Die Analyse behandelt nur einen Teil der mit der Energiewende unmittelbar und mittelbar verbundenen Investitionen. So wurde beispielsweise der Investitionsbedarf in der Industrie, der Gas- und Wasserstoffwirtschaft und weiteren Bereichen der Wärmeversorgung nicht betrachtet. Außerdem ergibt sich auch ein umfangreicher indirekter Investitionsbedarf, z.B. in den weiteren Aufbau von Produktionskapazitäten, Wertschöpfungsketten oder benötigter Verkehrsinfrastruktur. Zudem wurden auch keine Preiseffekte aus der deutlichen Erhöhung der Nachfrage nach den erforderlichen Investitionsgütern und Arbeitskräften berücksichtigt. Der gesamte Investitionsbedarf der Energiewende dürfte daher bei Realisierung des untersuchten Plan-Szenarios über den hier errechneten 1,9 Bio. Euro liegen.
Gegenüber dem hier untersuchten Szenario ist seit dem Jahr 2018 bereits ein Investitionsverzug entstanden. Dieser macht etwa 220 Mrd. Euro und damit rund zehn Prozent des gesamten Investitionsbedarfs im untersuchten Szenario aus. Der Stromsektor weist den größten Investitionsverzug auf, sowohl für erneuerbare Erzeugungsanlagen als auch für Netze.
Um den Kapitalbedarf für die betrachteten Investitionen einzuordnen, kann beispielsweise auf einen historischen Vergleich zurückgegriffen werden.

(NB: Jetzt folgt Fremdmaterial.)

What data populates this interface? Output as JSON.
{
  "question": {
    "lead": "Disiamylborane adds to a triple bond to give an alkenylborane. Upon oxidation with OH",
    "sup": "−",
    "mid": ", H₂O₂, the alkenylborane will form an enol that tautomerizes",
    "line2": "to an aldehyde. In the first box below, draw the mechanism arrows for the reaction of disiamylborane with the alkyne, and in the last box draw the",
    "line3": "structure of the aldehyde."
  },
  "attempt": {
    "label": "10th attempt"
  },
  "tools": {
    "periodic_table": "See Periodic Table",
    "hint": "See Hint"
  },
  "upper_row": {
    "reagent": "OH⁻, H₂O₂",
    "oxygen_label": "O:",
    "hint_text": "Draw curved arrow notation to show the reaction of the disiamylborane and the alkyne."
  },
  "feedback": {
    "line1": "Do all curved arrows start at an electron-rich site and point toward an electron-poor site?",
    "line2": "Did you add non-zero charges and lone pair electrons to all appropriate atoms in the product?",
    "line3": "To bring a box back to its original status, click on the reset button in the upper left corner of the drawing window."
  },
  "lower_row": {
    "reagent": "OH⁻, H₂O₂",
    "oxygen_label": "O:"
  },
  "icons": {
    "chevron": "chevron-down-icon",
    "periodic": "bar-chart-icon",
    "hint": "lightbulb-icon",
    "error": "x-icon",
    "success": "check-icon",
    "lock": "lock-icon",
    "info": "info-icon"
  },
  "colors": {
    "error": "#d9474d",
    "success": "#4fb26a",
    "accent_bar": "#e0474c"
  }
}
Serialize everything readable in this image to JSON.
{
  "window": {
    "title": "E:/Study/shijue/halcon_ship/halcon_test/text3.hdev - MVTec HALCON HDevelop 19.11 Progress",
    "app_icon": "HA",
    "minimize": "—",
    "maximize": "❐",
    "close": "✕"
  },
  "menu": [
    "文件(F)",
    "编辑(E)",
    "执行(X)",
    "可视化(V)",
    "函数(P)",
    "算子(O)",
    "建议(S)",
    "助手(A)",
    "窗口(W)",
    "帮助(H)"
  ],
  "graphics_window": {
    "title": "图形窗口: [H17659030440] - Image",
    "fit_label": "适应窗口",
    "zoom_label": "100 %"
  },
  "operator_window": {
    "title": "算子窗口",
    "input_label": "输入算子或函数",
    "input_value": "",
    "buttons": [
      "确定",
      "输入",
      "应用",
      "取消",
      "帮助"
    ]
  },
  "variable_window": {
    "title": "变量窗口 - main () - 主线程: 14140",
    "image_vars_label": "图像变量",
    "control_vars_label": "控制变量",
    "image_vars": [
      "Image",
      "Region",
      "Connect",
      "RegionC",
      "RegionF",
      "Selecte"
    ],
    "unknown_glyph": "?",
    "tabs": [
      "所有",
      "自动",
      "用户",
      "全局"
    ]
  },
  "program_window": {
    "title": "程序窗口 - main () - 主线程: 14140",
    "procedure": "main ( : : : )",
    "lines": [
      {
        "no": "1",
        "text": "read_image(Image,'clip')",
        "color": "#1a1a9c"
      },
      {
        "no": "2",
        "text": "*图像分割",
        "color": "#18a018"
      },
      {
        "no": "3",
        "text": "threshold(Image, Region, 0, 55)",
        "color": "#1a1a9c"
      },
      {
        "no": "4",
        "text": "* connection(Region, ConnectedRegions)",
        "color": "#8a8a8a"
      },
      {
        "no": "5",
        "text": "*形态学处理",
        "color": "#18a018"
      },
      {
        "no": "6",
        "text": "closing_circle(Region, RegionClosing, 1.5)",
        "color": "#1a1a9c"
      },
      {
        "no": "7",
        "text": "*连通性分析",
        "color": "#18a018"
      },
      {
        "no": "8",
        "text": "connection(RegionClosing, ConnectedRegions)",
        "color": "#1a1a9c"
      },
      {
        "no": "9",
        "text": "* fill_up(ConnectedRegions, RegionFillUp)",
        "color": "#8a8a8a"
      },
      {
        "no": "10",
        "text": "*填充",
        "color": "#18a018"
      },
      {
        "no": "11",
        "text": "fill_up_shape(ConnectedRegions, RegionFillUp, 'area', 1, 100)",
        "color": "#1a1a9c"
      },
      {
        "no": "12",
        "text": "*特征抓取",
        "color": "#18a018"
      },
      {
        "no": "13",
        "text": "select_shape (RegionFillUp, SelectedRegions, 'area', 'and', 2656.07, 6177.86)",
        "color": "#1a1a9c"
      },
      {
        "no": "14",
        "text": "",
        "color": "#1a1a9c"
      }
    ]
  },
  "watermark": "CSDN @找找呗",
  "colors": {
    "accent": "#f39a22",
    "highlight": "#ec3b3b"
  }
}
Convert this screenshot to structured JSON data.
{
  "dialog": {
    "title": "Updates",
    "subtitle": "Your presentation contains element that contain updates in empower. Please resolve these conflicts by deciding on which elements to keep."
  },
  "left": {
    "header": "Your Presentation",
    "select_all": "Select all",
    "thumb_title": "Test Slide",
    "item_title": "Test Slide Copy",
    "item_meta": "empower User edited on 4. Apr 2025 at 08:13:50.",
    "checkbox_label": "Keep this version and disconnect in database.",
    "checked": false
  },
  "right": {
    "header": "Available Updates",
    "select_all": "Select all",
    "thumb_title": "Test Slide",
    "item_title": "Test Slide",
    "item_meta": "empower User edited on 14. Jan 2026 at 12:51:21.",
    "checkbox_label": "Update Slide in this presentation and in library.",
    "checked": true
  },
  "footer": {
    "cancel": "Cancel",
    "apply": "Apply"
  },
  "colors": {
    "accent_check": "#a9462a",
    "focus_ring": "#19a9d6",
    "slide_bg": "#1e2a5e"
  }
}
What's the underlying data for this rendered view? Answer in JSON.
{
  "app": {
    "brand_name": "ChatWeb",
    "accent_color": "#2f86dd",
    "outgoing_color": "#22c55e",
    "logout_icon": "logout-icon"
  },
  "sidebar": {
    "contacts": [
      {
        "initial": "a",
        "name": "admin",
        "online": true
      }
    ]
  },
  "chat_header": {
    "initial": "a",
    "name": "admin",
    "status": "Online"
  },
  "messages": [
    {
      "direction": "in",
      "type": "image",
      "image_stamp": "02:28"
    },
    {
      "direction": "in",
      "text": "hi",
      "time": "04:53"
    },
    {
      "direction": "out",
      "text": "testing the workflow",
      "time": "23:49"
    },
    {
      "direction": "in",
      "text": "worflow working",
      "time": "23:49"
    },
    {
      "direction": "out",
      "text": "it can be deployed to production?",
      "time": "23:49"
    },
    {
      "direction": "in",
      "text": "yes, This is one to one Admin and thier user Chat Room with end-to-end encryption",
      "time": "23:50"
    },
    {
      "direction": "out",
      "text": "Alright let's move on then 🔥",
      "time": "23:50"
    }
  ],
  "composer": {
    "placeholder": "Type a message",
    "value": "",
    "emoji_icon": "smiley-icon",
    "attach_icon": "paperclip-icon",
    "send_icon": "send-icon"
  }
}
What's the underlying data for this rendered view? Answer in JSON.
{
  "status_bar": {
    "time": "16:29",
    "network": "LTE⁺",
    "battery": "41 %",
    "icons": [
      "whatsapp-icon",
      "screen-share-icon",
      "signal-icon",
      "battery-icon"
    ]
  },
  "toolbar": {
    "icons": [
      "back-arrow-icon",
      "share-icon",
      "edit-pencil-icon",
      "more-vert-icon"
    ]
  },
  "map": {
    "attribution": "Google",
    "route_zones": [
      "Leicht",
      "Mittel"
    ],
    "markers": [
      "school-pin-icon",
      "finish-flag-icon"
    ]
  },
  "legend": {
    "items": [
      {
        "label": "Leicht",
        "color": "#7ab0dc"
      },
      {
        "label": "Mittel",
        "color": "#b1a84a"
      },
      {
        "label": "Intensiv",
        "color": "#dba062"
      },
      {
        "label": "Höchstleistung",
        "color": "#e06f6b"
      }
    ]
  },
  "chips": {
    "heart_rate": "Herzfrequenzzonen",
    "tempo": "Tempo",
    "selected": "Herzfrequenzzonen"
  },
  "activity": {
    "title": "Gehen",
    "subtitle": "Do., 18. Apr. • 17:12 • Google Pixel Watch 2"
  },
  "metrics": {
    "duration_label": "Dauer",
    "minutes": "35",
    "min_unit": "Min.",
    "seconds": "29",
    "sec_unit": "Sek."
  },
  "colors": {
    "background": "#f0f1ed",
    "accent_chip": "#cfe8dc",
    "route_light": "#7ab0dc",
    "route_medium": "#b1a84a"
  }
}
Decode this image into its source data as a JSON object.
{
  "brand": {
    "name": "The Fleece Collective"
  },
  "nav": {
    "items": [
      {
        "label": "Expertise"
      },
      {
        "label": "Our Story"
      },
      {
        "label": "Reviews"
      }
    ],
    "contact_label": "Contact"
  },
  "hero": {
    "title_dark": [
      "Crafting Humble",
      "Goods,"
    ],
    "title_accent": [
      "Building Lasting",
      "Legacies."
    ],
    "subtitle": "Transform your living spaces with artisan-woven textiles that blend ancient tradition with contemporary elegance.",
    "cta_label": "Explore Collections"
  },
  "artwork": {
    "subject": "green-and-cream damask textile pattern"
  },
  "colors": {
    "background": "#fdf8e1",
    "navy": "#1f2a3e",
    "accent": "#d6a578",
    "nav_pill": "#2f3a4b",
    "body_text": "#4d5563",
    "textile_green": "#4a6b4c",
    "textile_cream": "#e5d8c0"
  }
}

In der Analyse wird ein solcher Vergleich für die Energiewirtschaft angestellt. Ergebnis: Das in der Studie für diesen Sektor abgeschätzte Investitionsvolumen entspräche etwa einer Verdoppelung gegenüber den durchschnittlichen jährlichen Investitionen der Zeitspanne von 2018 bis 2022. „Um die Ziele der Energiewende zu erreichen, müsste nach dem betrachteten Plan-Szenario in der Stromversorgung die Investitionstätigkeit von durchschnittlich 23 auf 53 Mrd. Euro jährlich mehr als verdoppelt werden“, sagt Dr. Philip Schnaars, Manager am EWI, der die Analyse zusammen mit Amir Ashour Novirdoust und Stephan Terhorst erstellt hat. Insbesondere bei Windenergieanlagen, großen PV-Anlagen auf Freiflächen und Stromverteil- und Übertragungsnetzen müsste das Investitionsvolumen im Szenario deutlich gegenüber dem historischen Niveau steigen. Investitionen in PV-Aufdachanlagen, die insbesondere von privaten Haushalten getätigt werden, liegen bereits nahe an dem ermittelten Niveau.
Diese höheren Investitionen in den betrachteten Sektoren würden mehr als sechs Prozent des Bruttoinlandsproduktes ausmachen, eine Steigerung gegenüber dem heutigen Niveau. Bei einer konstanten volkswirtschaftlichen Sparquote müsste dieser Kapitalbedarf zulasten von Investitionen in anderen Sektoren gehen. Andernfalls müsste die gesamtwirtschaftliche Sparquote oder der Kapitalimport aus dem Ausland steigen. Darüber hinaus ergeben sich besondere Herausforderungen für die Eigenkapitalgeber, insbesondere auch Kommunen als Eigentümer von kommunalen Energieversorgungsunternehmen.